The Iraqi Media Net announced that each Iraqi would be given a certain amount of money. The protesters however declared that they would not accept the Media Net’s statement unless an American official announces it, mentions a fixed date, and publicly states rules of distribution.

Slogans and chants reveal different political aspects of the problem: “This country will not be rebuilt only with Iraqi hands”; “Where is freedom?”; “Where are the promises?” Samir Adil, political bureau member of the Workers Communist party says that the issue is certainly political. “The American coordinator of labor issues, Stephen Spiers, told me that he refused to give the unemployed one dollar because this means officially recognizing them, and that next they will ask to be part of the Governing Council. Why not?” Adil wonders, “No party in the Governing Council has this number of members [as does the UUI].”

The American authorities distributed a poster saying that while all Iraqi voices are heard through peaceful protest, freedom is responsibility and therefore any violence will not be tolerated and will be dealt with firmly.
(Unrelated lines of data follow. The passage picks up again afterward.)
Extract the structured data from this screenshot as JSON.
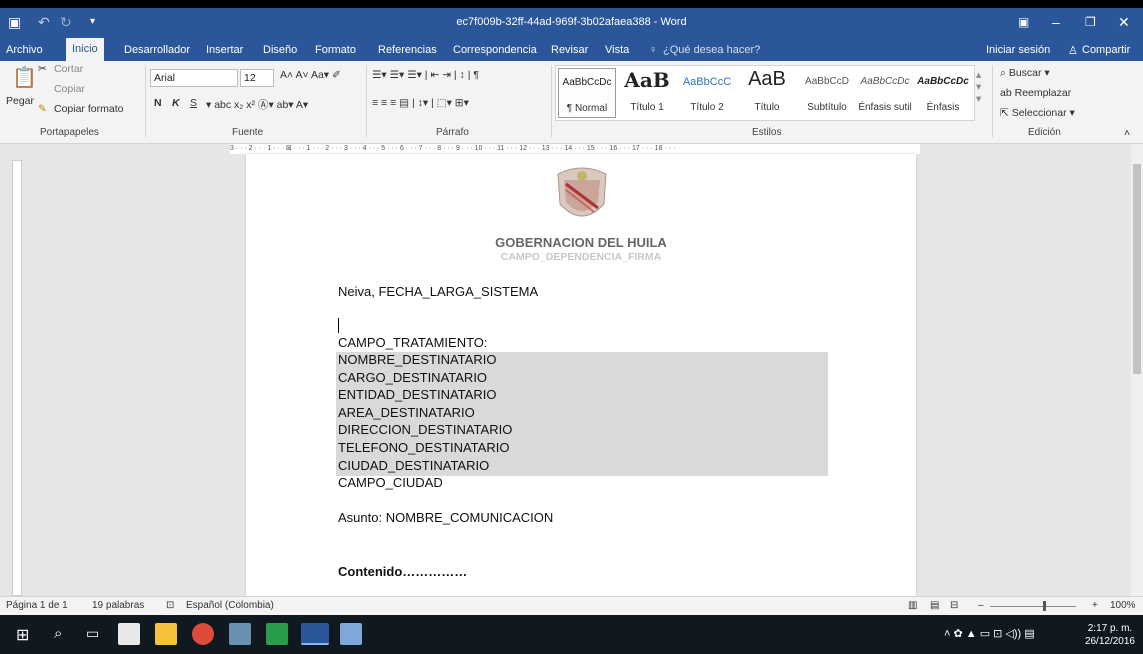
{
  "window": {
    "title": "ec7f009b-32ff-44ad-969f-3b02afaea388 - Word",
    "restore_icon": "ribbon-display-options-icon"
  },
  "tabs": [
    "Archivo",
    "Inicio",
    "Desarrollador",
    "Insertar",
    "Diseño",
    "Formato",
    "Referencias",
    "Correspondencia",
    "Revisar",
    "Vista"
  ],
  "tell_me": "¿Qué desea hacer?",
  "account": {
    "signin": "Iniciar sesión",
    "share": "Compartir"
  },
  "clipboard": {
    "paste": "Pegar",
    "cut": "Cortar",
    "copy": "Copiar",
    "format_painter": "Copiar formato",
    "label": "Portapapeles"
  },
  "font": {
    "name": "Arial",
    "size": "12",
    "label": "Fuente",
    "bold": "N",
    "italic": "K",
    "underline": "S"
  },
  "paragraph": {
    "label": "Párrafo"
  },
  "styles": {
    "label": "Estilos",
    "items": [
      {
        "preview": "AaBbCcDc",
        "name": "¶ Normal"
      },
      {
        "preview": "AaB",
        "name": "Título 1"
      },
      {
        "preview": "AaBbCcC",
        "name": "Título 2"
      },
      {
        "preview": "AaB",
        "name": "Título"
      },
      {
        "preview": "AaBbCcD",
        "name": "Subtítulo"
      },
      {
        "preview": "AaBbCcDc",
        "name": "Énfasis sutil"
      },
      {
        "preview": "AaBbCcDc",
        "name": "Énfasis"
      }
    ]
  },
  "editing": {
    "label": "Edición",
    "find": "Buscar",
    "replace": "Reemplazar",
    "select": "Seleccionar"
  },
  "ruler_text": "3 · · · 2 · · · 1 · · · ⊠ · · · 1 · · · 2 · · · 3 · · · 4 · · · 5 · · · 6 · · · 7 · · · 8 · · · 9 · · · 10 · · · 11 · · · 12 · · · 13 · · · 14 · · · 15 · · · 16 · · · 17 · · · 18 · · ·",
  "document": {
    "header_title": "GOBERNACION DEL HUILA",
    "header_sub": "CAMPO_DEPENDENCIA_FIRMA",
    "date_line": "Neiva, FECHA_LARGA_SISTEMA",
    "treatment": "CAMPO_TRATAMIENTO:",
    "recipient_lines": [
      "NOMBRE_DESTINATARIO",
      "CARGO_DESTINATARIO",
      "ENTIDAD_DESTINATARIO",
      "AREA_DESTINATARIO",
      "DIRECCION_DESTINATARIO",
      "TELEFONO_DESTINATARIO",
      "CIUDAD_DESTINATARIO"
    ],
    "city": "CAMPO_CIUDAD",
    "subject": "Asunto: NOMBRE_COMUNICACION",
    "content": "Contenido……………"
  },
  "status": {
    "page": "Página 1 de 1",
    "words": "19 palabras",
    "language": "Español (Colombia)",
    "zoom": "100%"
  },
  "clock": {
    "time": "2:17 p. m.",
    "date": "26/12/2016"
  },
  "colors": {
    "accent": "#2b579a",
    "taskbar": "#101820"
  }
}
Many see this as sheer propaganda. “The demonstration is completely peaceful. We prevented the demonstrators from holding even a small stone. In fact, we asked the Iraqi police and the American soldiers to protect the demo[nstrators], but they refused,” Hadi said.

The unemployed Iraqis face many economic, social, and psychological problems. They cannot afford to pay rent or to support their families. Their families are disintegrating, and many of their wives are asking for divorce or deserting their houses. “It is her right to do that. I am not providing her, or her two children, with anything,” said Yahia Ismael, an ex-soldier who is now handicapped after being shot in his left shoulder in Nasiryia on March 27 of this year.